Copyright © Days Journal
Design by Dzignine
Senin, 21 Oktober 2013

Perbincangan Siang Itu

Jalanan tampak sepi siang itu. Hanya tampak beberapa kendaraan yang hilir mudik siang itu. Pikiranku masih menerawang ke coklat fountain yang tidak sempat aku cicipi di pesta resepsi tadi. Ya, Pesta resepsi pernikahan tetangga satu RT-ku. Tidak biasanya aku ikut ‘buwuh’, mungkin hanya pada saat Ibu berhalangan hadir. Jadilah aku menemani Bapak datang ke resepsi pernikahan. Bukan pekerjaan yang berat, malah menyenangkan. Aku bebas mencicipi berbagai macam hidangan, walau kadang suka kesal karena tidak kebagian kursi. Dan kali ini, resepsi gaya western yang mengharuskan tamunya untuk berdiri saat makan sekali lagi sedikit mengecewakanku, terlepas dari lezatnya hidangan yang disajikan.
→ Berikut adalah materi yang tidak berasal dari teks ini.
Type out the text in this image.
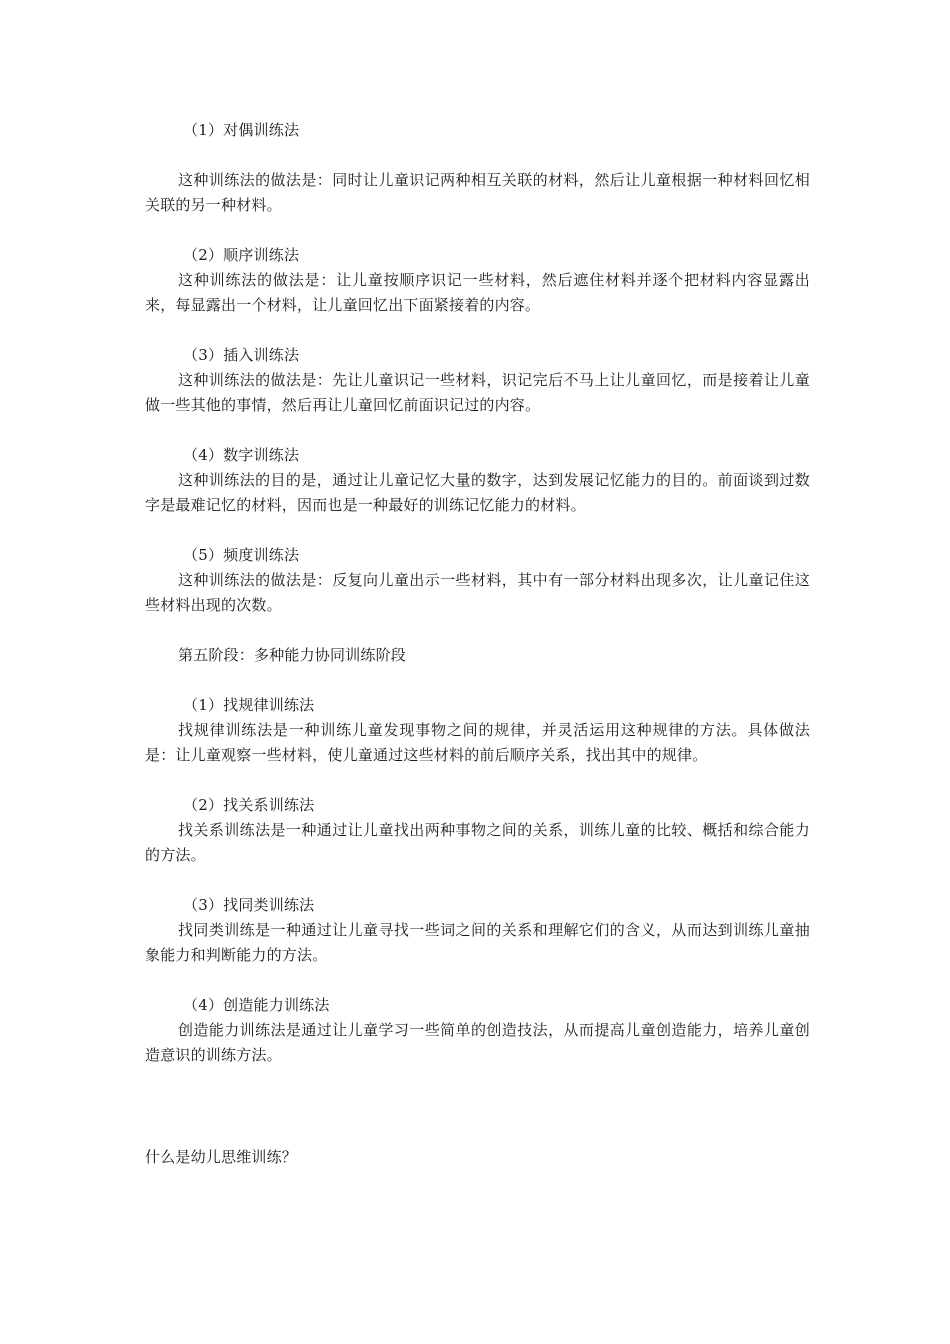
（1）对偶训练法

这种训练法的做法是：同时让儿童识记两种相互关联的材料，然后让儿童根据一种材料回忆相关联的另一种材料。

（2）顺序训练法

这种训练法的做法是：让儿童按顺序识记一些材料，然后遮住材料并逐个把材料内容显露出来，每显露出一个材料，让儿童回忆出下面紧接着的内容。

（3）插入训练法

这种训练法的做法是：先让儿童识记一些材料，识记完后不马上让儿童回忆，而是接着让儿童做一些其他的事情，然后再让儿童回忆前面识记过的内容。

（4）数字训练法

这种训练法的目的是，通过让儿童记忆大量的数字，达到发展记忆能力的目的。前面谈到过数字是最难记忆的材料，因而也是一种最好的训练记忆能力的材料。

（5）频度训练法

这种训练法的做法是：反复向儿童出示一些材料，其中有一部分材料出现多次，让儿童记住这些材料出现的次数。

第五阶段：多种能力协同训练阶段

（1）找规律训练法

找规律训练法是一种训练儿童发现事物之间的规律，并灵活运用这种规律的方法。具体做法是：让儿童观察一些材料，使儿童通过这些材料的前后顺序关系，找出其中的规律。

（2）找关系训练法

找关系训练法是一种通过让儿童找出两种事物之间的关系，训练儿童的比较、概括和综合能力的方法。

（3）找同类训练法

找同类训练是一种通过让儿童寻找一些词之间的关系和理解它们的含义，从而达到训练儿童抽象能力和判断能力的方法。

（4）创造能力训练法

创造能力训练法是通过让儿童学习一些简单的创造技法，从而提高儿童创造能力，培养儿童创造意识的训练方法。

什么是幼儿思维训练？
“Itu rumah teman Bapak,” kata Bapak sembari menunjuk ke sebuah rumah di pinggir jalan yang termasuk jalanan utama di perumahan ini.



Lamunanku tentang hidangan resepsi tadi pun buyar. Aku menengok ke arah yang ditunjukkan Bapak. Sebuah rumah besar bercat krem terlihat megah dan rindang. Belum sempat aku memberikan komentar, Bapak melanjutkan perkataannya.
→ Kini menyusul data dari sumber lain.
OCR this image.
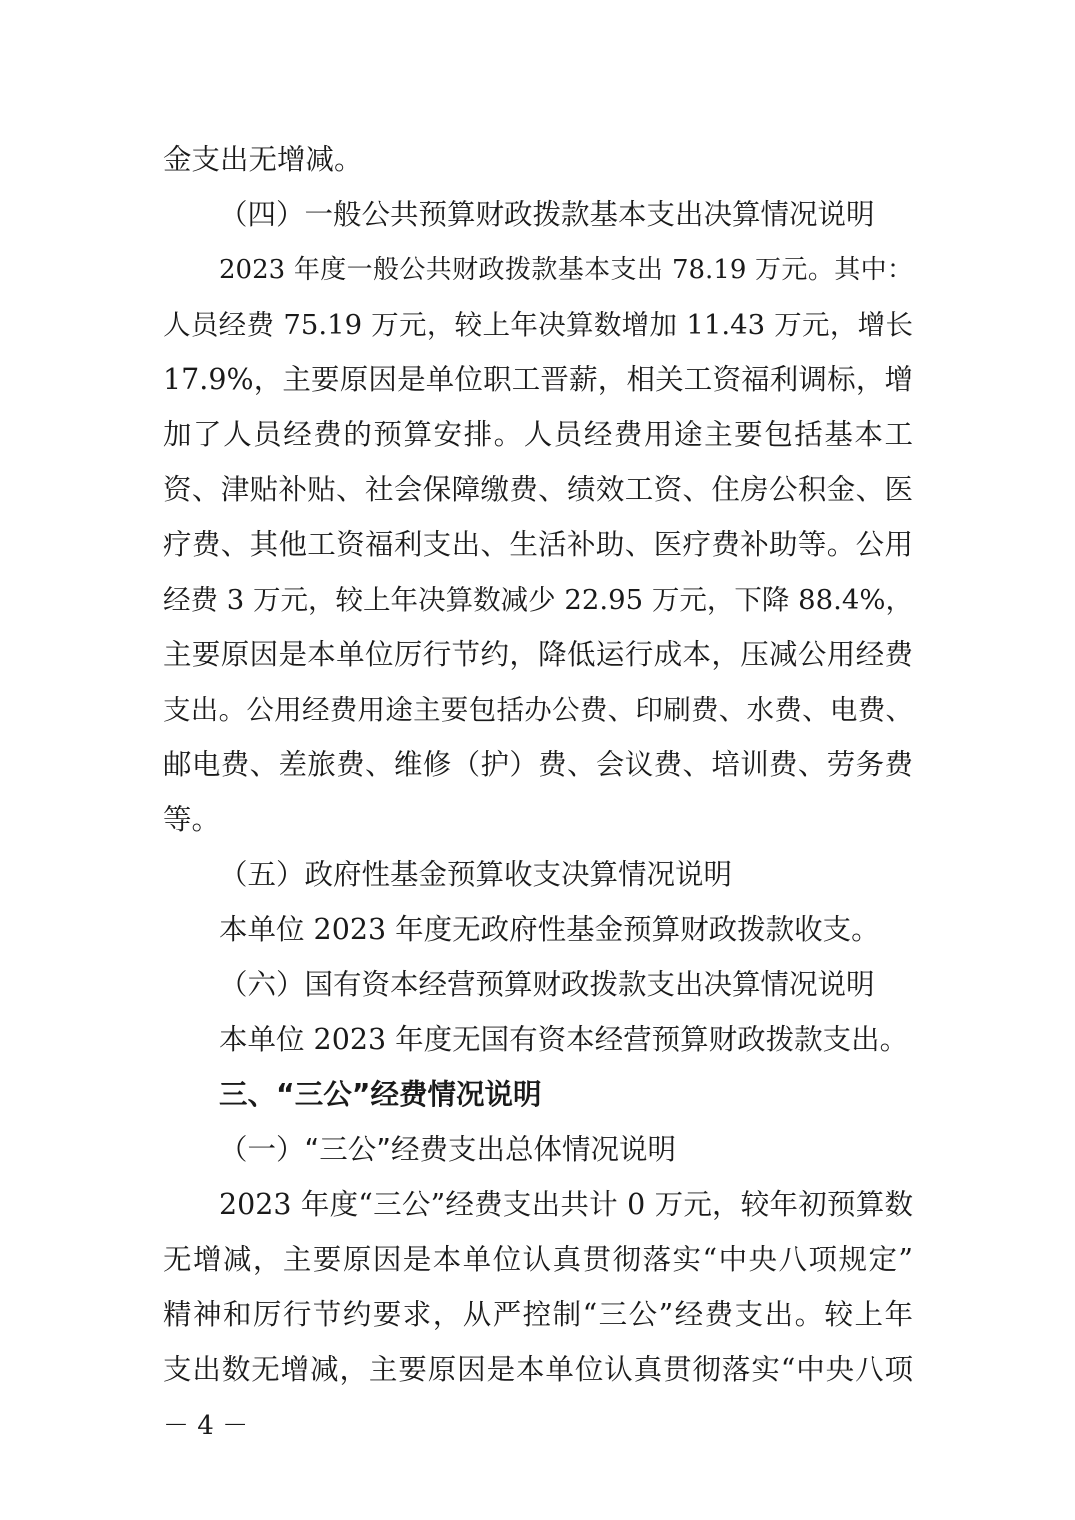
金支出无增减。
（四）一般公共预算财政拨款基本支出决算情况说明
2023 年度一般公共财政拨款基本支出 78.19 万元。其中：
人员经费 75.19 万元，较上年决算数增加 11.43 万元，增长
17.9%，主要原因是单位职工晋薪，相关工资福利调标，增
加了人员经费的预算安排。人员经费用途主要包括基本工
资、津贴补贴、社会保障缴费、绩效工资、住房公积金、医
疗费、其他工资福利支出、生活补助、医疗费补助等。公用
经费 3 万元，较上年决算数减少 22.95 万元，下降 88.4%，
主要原因是本单位厉行节约，降低运行成本，压减公用经费
支出。公用经费用途主要包括办公费、印刷费、水费、电费、
邮电费、差旅费、维修（护）费、会议费、培训费、劳务费
等。
（五）政府性基金预算收支决算情况说明
本单位 2023 年度无政府性基金预算财政拨款收支。
（六）国有资本经营预算财政拨款支出决算情况说明
本单位 2023 年度无国有资本经营预算财政拨款支出。
三、“三公”经费情况说明
（一）“三公”经费支出总体情况说明
2023 年度“三公”经费支出共计 0 万元，较年初预算数
无增减，主要原因是本单位认真贯彻落实“中央八项规定”
精神和厉行节约要求，从严控制“三公”经费支出。较上年
支出数无增减，主要原因是本单位认真贯彻落实“中央八项
－ 4 －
“Itu rumahnya Pak X, kerja di Y, anaknya si Z kerja di W, ” sebut Bapak secara rinci nama perusahaan yang kata orang bergengsi.

“Ooo..,” jawabku tidak tertarik. Lamunan Coklat fountain yang tidak berhasil aku cicipi itu memang sedang meracuni otakku.

“……., kemarin ngajak besan-an, ” sambung Bapak sehabis terdiam sebentar sembari terus menyetir.
Aku terdiam. Topik bahasan seperti ini jarang sekali muncul di percakapan keseharian kami.

“Ya, terus pak?”

“Tapi uda Bapak tolak,”

aku semakin terdiam. Jangkrik-jangkrik pun bersalto di belakang.

“Kalau dilihat dari finansial mesti dapetlah. Tapi orangnya agamanya nggak begitu bagus, ” sambung Bapak singkat.

“Kebahagiaan itu kan tidak hanya di dunia. Kalau mencari suami yang dilihat pertama kali ya imannya dulu.
Dunia itu nanti bisa mengikuti. Pokoknya iman nya dulu harus bagus,” sambung Bapak singkat.

Aku mengiyakan setuju. Pembicaraan yang muncul setelah menghadiri resepsi itu begitu mengena. Sangat sederhana, tapi membuatku sangat bersyukur karena mengetahui orang tuaku tidak berpola pikir macam orang tua Siti Nurbaya.